Besides a killer algorithm and brand-name recognition, Google's greatest strength is its speed at releasing new products. We get to play with new, cool, and ever-improving tools for free. Recently, though, we've seen that being unwitting lab subjects can kind of stink.

Note: This subjective post isn't short, and lacks funny video embeds. It's a rant about a few aspects of an otherwise impressive firm that I would love to see improved. Want to skip to the rant-y part? Here's the gist.

"Labs" we love: Gmail & Google Wave

Google has practically reinvented how web applications and software are developed with their overriding love of "Beta," a term that used to indicate a product that was functional and mostly stable, but not quite something the company would stand fully behind or "publish," whatever that means now.

Gmail, arguably Google's greatest popular success (meaning not flush with advertising cash) outside of web search, started out as an invitation-only service on April 1, 2004, and rolled out to the public in February 2007. Even after those nearly three years of controlled growth, Gmail stayed "in beta" for two more years. Google ultimately admitted the "beta" tag had little, if anything, to do with where the product stood in the perceptions of its developers or users. While Gmail was still "in beta," the service also introduced a Labs section, where the type of people who explore their apps' settings could turn on cool features Google wasn't quite sure everyone would use, or like the looks of, but that the development team felt were pretty neat additions.

That strategy works.
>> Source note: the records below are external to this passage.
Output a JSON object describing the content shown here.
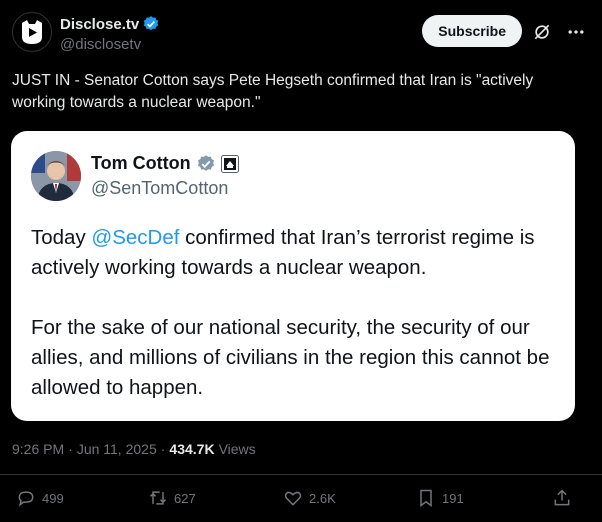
{
  "author": {
    "name": "Disclose.tv",
    "handle": "@disclosetv",
    "verified": true
  },
  "header": {
    "subscribe_label": "Subscribe"
  },
  "tweet": {
    "text": "JUST IN - Senator Cotton says Pete Hegseth confirmed that Iran is \"actively working towards a nuclear weapon.\""
  },
  "quoted": {
    "name": "Tom Cotton",
    "handle": "@SenTomCotton",
    "body_line1_pre": "Today ",
    "body_line1_mention": "@SecDef",
    "body_line1_post": " confirmed that Iran’s terrorist regime is actively working towards a nuclear weapon.",
    "body_para2": "For the sake of our national security, the security of our allies, and millions of civilians in the region this cannot be allowed to happen."
  },
  "meta": {
    "time": "9:26 PM",
    "separator": "·",
    "date": "Jun 11, 2025",
    "separator2": "·",
    "views_count": "434.7K",
    "views_label": "Views"
  },
  "actions": {
    "replies": "499",
    "reposts": "627",
    "likes": "2.6K",
    "bookmarks": "191"
  },
  "colors": {
    "background": "#000000",
    "accent": "#1d9bf0",
    "verified": "#1d9bf0",
    "gov_badge": "#829aab"
  }
}
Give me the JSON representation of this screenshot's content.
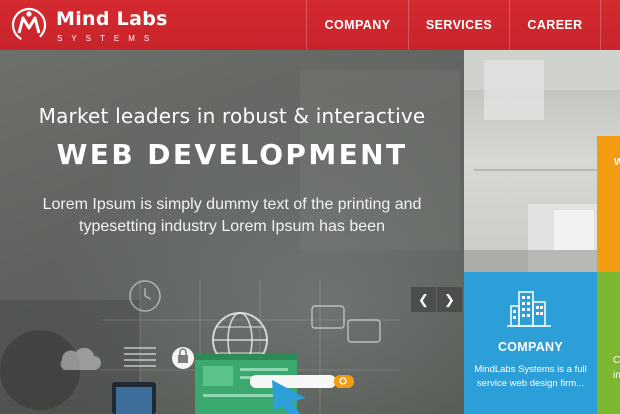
{
  "header": {
    "brand_name": "Mind Labs",
    "brand_sub": "SYSTEMS",
    "nav": [
      {
        "label": "COMPANY"
      },
      {
        "label": "SERVICES"
      },
      {
        "label": "CAREER"
      }
    ]
  },
  "hero": {
    "tagline": "Market leaders in robust & interactive",
    "title": "WEB DEVELOPMENT",
    "text": "Lorem Ipsum is simply dummy text of the printing and typesetting industry Lorem Ipsum has been"
  },
  "slider": {
    "prev_icon": "arrow-left-icon",
    "next_icon": "arrow-right-icon"
  },
  "tiles": {
    "company": {
      "icon": "building-icon",
      "title": "COMPANY",
      "description": "MindLabs Systems is a full service web design firm..."
    },
    "orange_partial": "W",
    "green_partial_1": "C",
    "green_partial_2": "in"
  },
  "colors": {
    "header_red": "#c8242b",
    "tile_blue": "#2d9fd8",
    "tile_orange": "#f39c12",
    "tile_green": "#7cb82f"
  }
}
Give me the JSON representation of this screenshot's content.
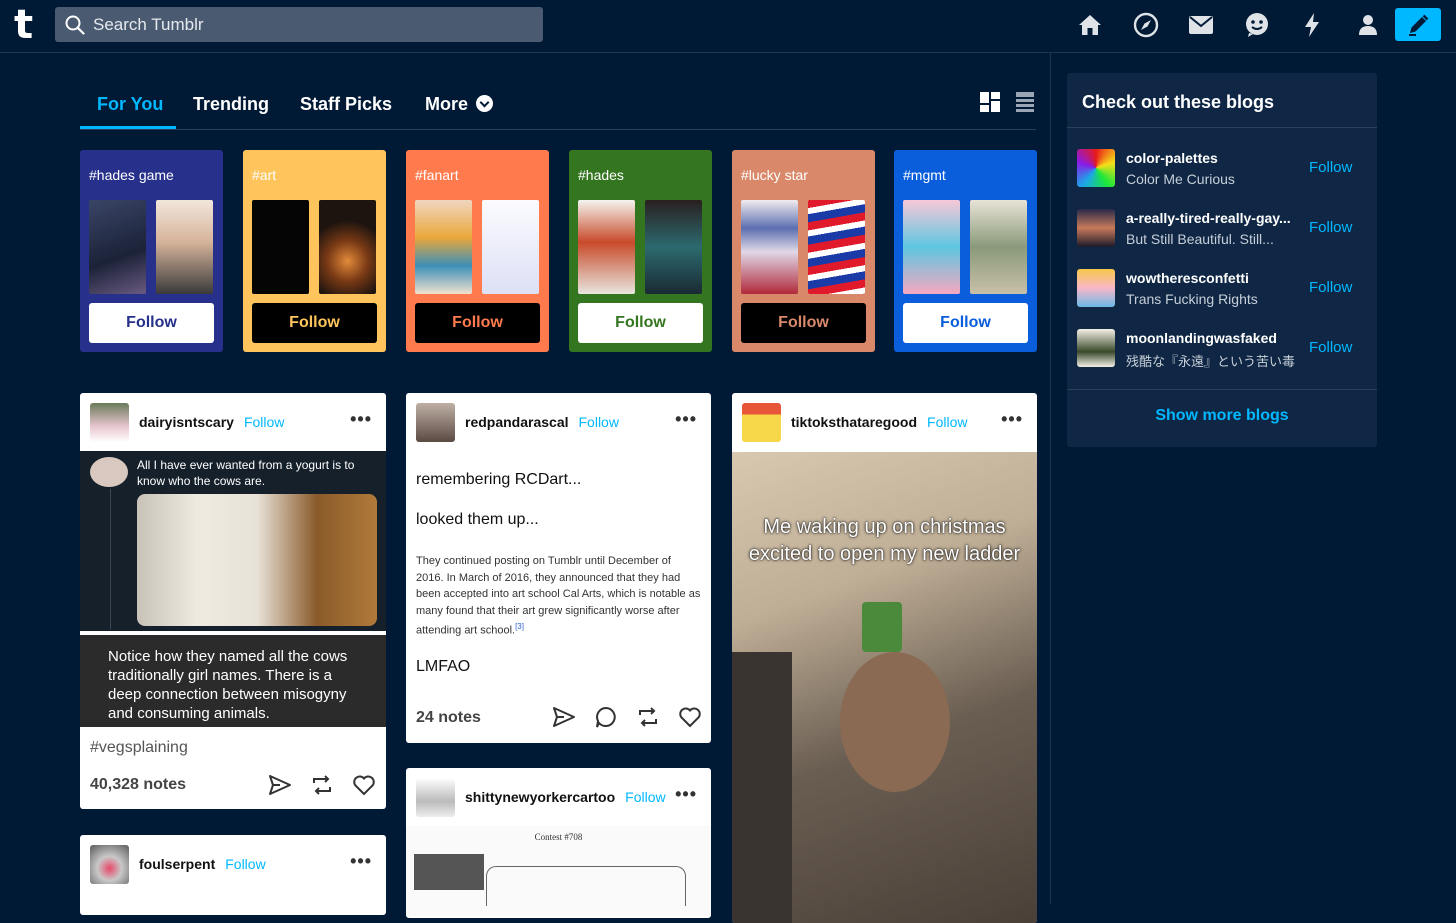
{
  "header": {
    "logo": "t",
    "search_placeholder": "Search Tumblr",
    "icons": [
      "home-icon",
      "explore-icon",
      "inbox-icon",
      "messages-icon",
      "activity-icon",
      "account-icon"
    ],
    "compose_icon": "pencil-icon",
    "accent": "#00b8ff"
  },
  "tabs": [
    {
      "label": "For You",
      "active": true
    },
    {
      "label": "Trending",
      "active": false
    },
    {
      "label": "Staff Picks",
      "active": false
    },
    {
      "label": "More",
      "active": false
    }
  ],
  "tag_cards": [
    {
      "tag": "#hades game",
      "follow": "Follow",
      "bg": "#27308a",
      "btn_bg": "#ffffff",
      "btn_fg": "#27308a"
    },
    {
      "tag": "#art",
      "follow": "Follow",
      "bg": "#ffc45c",
      "btn_bg": "#000000",
      "btn_fg": "#ffc45c"
    },
    {
      "tag": "#fanart",
      "follow": "Follow",
      "bg": "#ff7a4d",
      "btn_bg": "#000000",
      "btn_fg": "#ff7a4d"
    },
    {
      "tag": "#hades",
      "follow": "Follow",
      "bg": "#347520",
      "btn_bg": "#ffffff",
      "btn_fg": "#347520"
    },
    {
      "tag": "#lucky star",
      "follow": "Follow",
      "bg": "#d9896a",
      "btn_bg": "#000000",
      "btn_fg": "#d9896a"
    },
    {
      "tag": "#mgmt",
      "follow": "Follow",
      "bg": "#0a5ddb",
      "btn_bg": "#ffffff",
      "btn_fg": "#0a5ddb"
    }
  ],
  "posts": {
    "dairy": {
      "blog": "dairyisntscary",
      "follow": "Follow",
      "quote": "All I have ever wanted from a yogurt is to know who the cows are.",
      "caption": "Notice how they named all the cows traditionally girl names. There is a deep connection between misogyny and consuming animals.",
      "tag": "#vegsplaining",
      "notes": "40,328 notes"
    },
    "redpanda": {
      "blog": "redpandarascal",
      "follow": "Follow",
      "line1": "remembering RCDart...",
      "line2": "looked them up...",
      "excerpt": "They continued posting on Tumblr until December of 2016. In March of 2016, they announced that they had been accepted into art school Cal Arts, which is notable as many found that their art grew significantly worse after attending art school.",
      "ref": "[3]",
      "line3": "LMFAO",
      "notes": "24 notes"
    },
    "tiktok": {
      "blog": "tiktoksthataregood",
      "follow": "Follow",
      "overlay": "Me waking up on christmas excited to open my new ladder"
    },
    "newyorker": {
      "blog": "shittynewyorkercartoo",
      "follow": "Follow",
      "contest": "Contest #708"
    },
    "foul": {
      "blog": "foulserpent",
      "follow": "Follow"
    }
  },
  "sidebar": {
    "title": "Check out these blogs",
    "blogs": [
      {
        "name": "color-palettes",
        "desc": "Color Me Curious",
        "follow": "Follow"
      },
      {
        "name": "a-really-tired-really-gay...",
        "desc": "But Still Beautiful. Still...",
        "follow": "Follow"
      },
      {
        "name": "wowtheresconfetti",
        "desc": "Trans Fucking Rights",
        "follow": "Follow"
      },
      {
        "name": "moonlandingwasfaked",
        "desc": "残酷な『永遠』という苦い毒",
        "follow": "Follow"
      }
    ],
    "show_more": "Show more blogs"
  }
}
The sense of being in on the ground floor of a smart company's ever-improving product made evangelists out of the early adopters, and Google was spared the anguish of having to hear the masses' feedback on every keen idea their developers had—if you didn't like something, just don't turn it on. More than that, though, the constant tweaking didn't hurt the product's core offering. No matter what, your email arrives, a surprising amount of spam is blocked, and the search, filter, and label functionality are rock solid. If you want more, you could cherry-pick it from the Labs section or, as many of us did early on, find browser add-ons and user scripts to fill your needs.

For a lot of Google's other products, this model works just as well. Maps gets you from A to B, but it has its own Labs to play with. New features on Google's search and results pages go out first to a semi-random group of users, and some of the most bold changes that get finalized—SearchWiki, personalized searches—can still be turned off.

Let's not forget the news and hype value of roll-outs, regular iteration, and open secrets. This site is as guilty as any of giving Google a lot of attention for their little changes, because they're constantly occurring and widely covered—a chicken and egg dilemma we're well aware of. Even when Google wants to keep something "secret," it's at best half-hearted. They denied their development of a directly-approved-and-sold cellphone with misdirecting quotes, and asked thousands of employees at one of the world's most connected companies not to talk, tweet, or blog about the brand new phone they all received as a holiday bonus. Even if the Nexus One hasn't broken any sales records, it certainly grabbed attention and over-wrought headlines.

For Google Wave, a product that might actually be a potential revolution, a slow roll-out with eager test subjects makes sense. Developers and power users can report the problems and suggest solutions, see how their own dreams might fit in, and figure out real-world use cases. Aside from some initial "What's it do?" skepticism, the expectations of both Google and its users seem fairly compatible in the great Wave sandbox, and everybody's free to walk away with no harm done.